KARACHI, Aug 13: The State Bank will show no hurry in raising interest rates despite the fact that CPI inflation has touched a high mark of 9.33 per cent in the very first month of this fiscal year.

"We will show no hurry at all...our response will be cautious and we may rather go for gradual tightening of monetary policy," said a senior State Bank official. The official who declined to be named was reached by Dawn to learn how the central bank would respond in terms of interest rate hiking to soaring inflation.

"We will continue monitoring core inflation very closely and our response would be measured and gradual," the official said. Measured and gradual are the words SBP Governor Dr. Ishrat Husain has used quite frequently in recent statements on the possibility of interest rates hiking to contain inflation.

The SBP began a gradual tightening of monetary policy in the last quarter of fiscal year July-June 2003-04. It indicated in its monetary policy statement for the first half of this fiscal year that it would follow the same course during July-December 2004.

But as consumer inflation or inflation measured by Consumer Price index shot up to 9.33 per cent in July 2004 over July 2003 the financial market particularly banks felt that the SBP might accelerate the process of interest rate hiking.

More than half a dozen senior executives of both local as well as foreign banks reached by Dawn said they were expecting that the SBP would accelerate interest rate hiking to keep inflation in check.

The discount rate which traditionally served as the anchor of the SBP monetary policy has remained unchanged at 7.5 per cent since November 2002 and the SBP has used treasury bills yields instead to signal a gradual tightening of monetary policy. Bankers say the SBP will now have to raise TBs yields faster than in the recent past to keep inflation in check since the beginning of the new fiscal year.

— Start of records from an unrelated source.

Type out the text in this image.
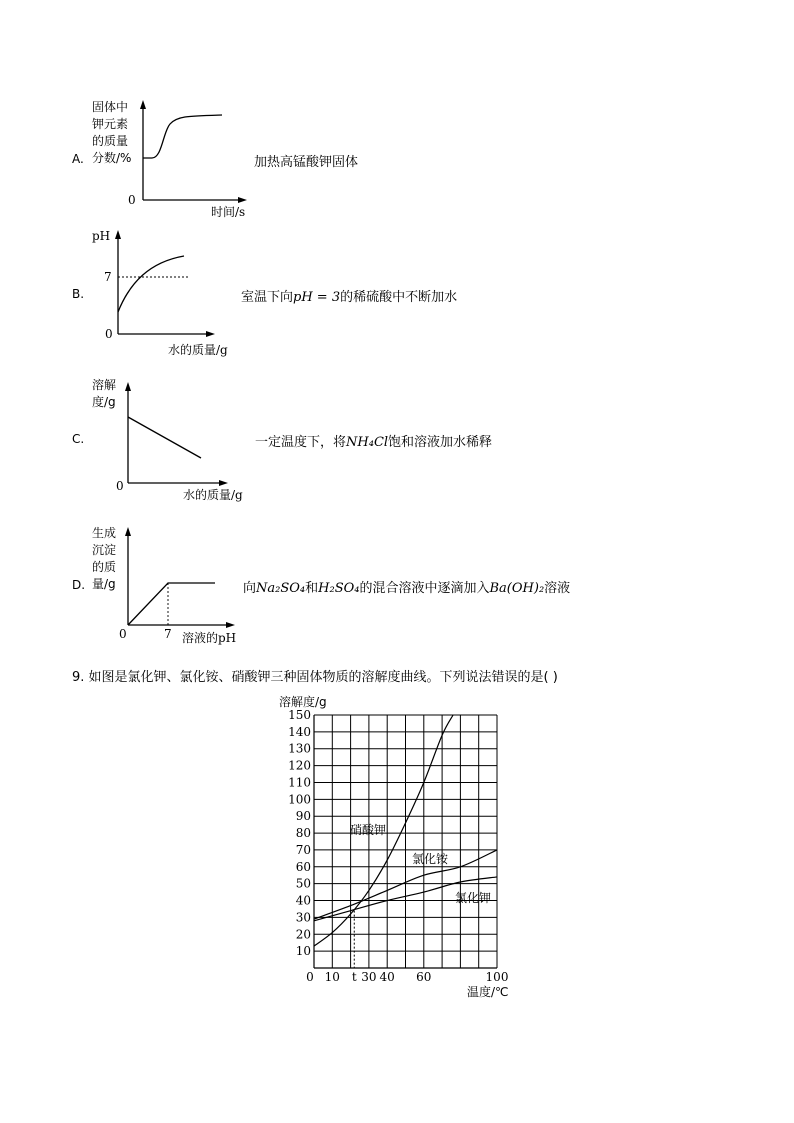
A.
固体中
钾元素
的质量
分数/%
0
时间/s
加热高锰酸钾固体
B.
pH
7
0
水的质量/g
室温下向pH = 3的稀硫酸中不断加水
C.
溶解
度/g
0
水的质量/g
一定温度下，将NH₄Cl饱和溶液加水稀释
D.
生成
沉淀
的质
量/g
0	7 溶液的pH
向Na₂SO₄和H₂SO₄的混合溶液中逐滴加入Ba(OH)₂溶液
9. 如图是氯化钾、氯化铵、硝酸钾三种固体物质的溶解度曲线。下列说法错误的是( )
10
20
30
40
50
60
70
80
90
100
110
120
130
140
150
0 10 t 30 40 60	100
溶解度/g
温度/℃
硝酸钾
氯化铵
氯化钾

Consumer inflation or inflation measured by Consumer Price Index shot up by 9.33 per cent in July 2004 over July 2003 giving a crude reality check to economic managers. Worse than that SPI inflation or inflation measured by Sensitive Price Index shot up by 13.84 per cent.

Since it reflects the change in the prices of most essential items of daily use an alarmingly high SPI inflation means that it is becoming too expensive for people just to survive.

A 13.84 per cent SPI inflation means that in July 2004 people had to pay Rs11,384 to buy most essential goods and services that they used to purchase for Rs10,000 in July 2003.

In other words it means that the actual worth of Rs10,000 in July 2003 fell to Rs8616 in July 2004 for those who used it for buying essential commodities and services. Though central bankers view with concern the rising inflation measured through CPI and SPI it is the core inflation which matters most when they go for dampening inflationary expectation. Core inflation is generally defined as CPI inflation minus food and fuel inflation - the areas on which the monetary policy has a little impact.

But this alone is not the only definition and central banks may at times use different indicators of core inflation. It is not clear what indicator of core inflation is used by the SBP. But its officials say the sectors wherein price movements are high due to increased demand gives a natural indicator for core inflation from a central bank's point of view.

Data released by the Federal Bureau of statistics show that whereas general CPI inflation was at 9.33pc year-on-year last month food inflation was at 14.93pc and non-food inflation at just 5.68pc. FBS does not provide data on non-fuel inflation.

If non-food inflation of 5.68pc is taken as a rough indicator of core inflation it indicates that meeting the general CPI inflation target of 5pc in this fiscal year would be too difficult.

"Keeping CPI inflation in a single digit during this fiscal year seems too difficult," says a noted economist Dr Javed Akbar Ansari. "The SBP has been gradually liberalising the capital account; imports are growing fast; there is little hope of food prices stabilizing because of delayed response of the government; crude oil prices have hit record highs and may continue to rise - and the rupee is depreciating.

In addition to this SBP seems to have little control over the growth in different components of money supply - it only manages aggregate monetary assets to some extent." "All this indicates that we may have to see a double digit inflation during this fiscal year."

But SBP officials say there is no question of inflation rising to double digit though they do not rule out the possibility that it may rise beyond five percent. "Food prices are going to stabilize once we import wheat and oil prices may start easing after some time," said a senior central banker.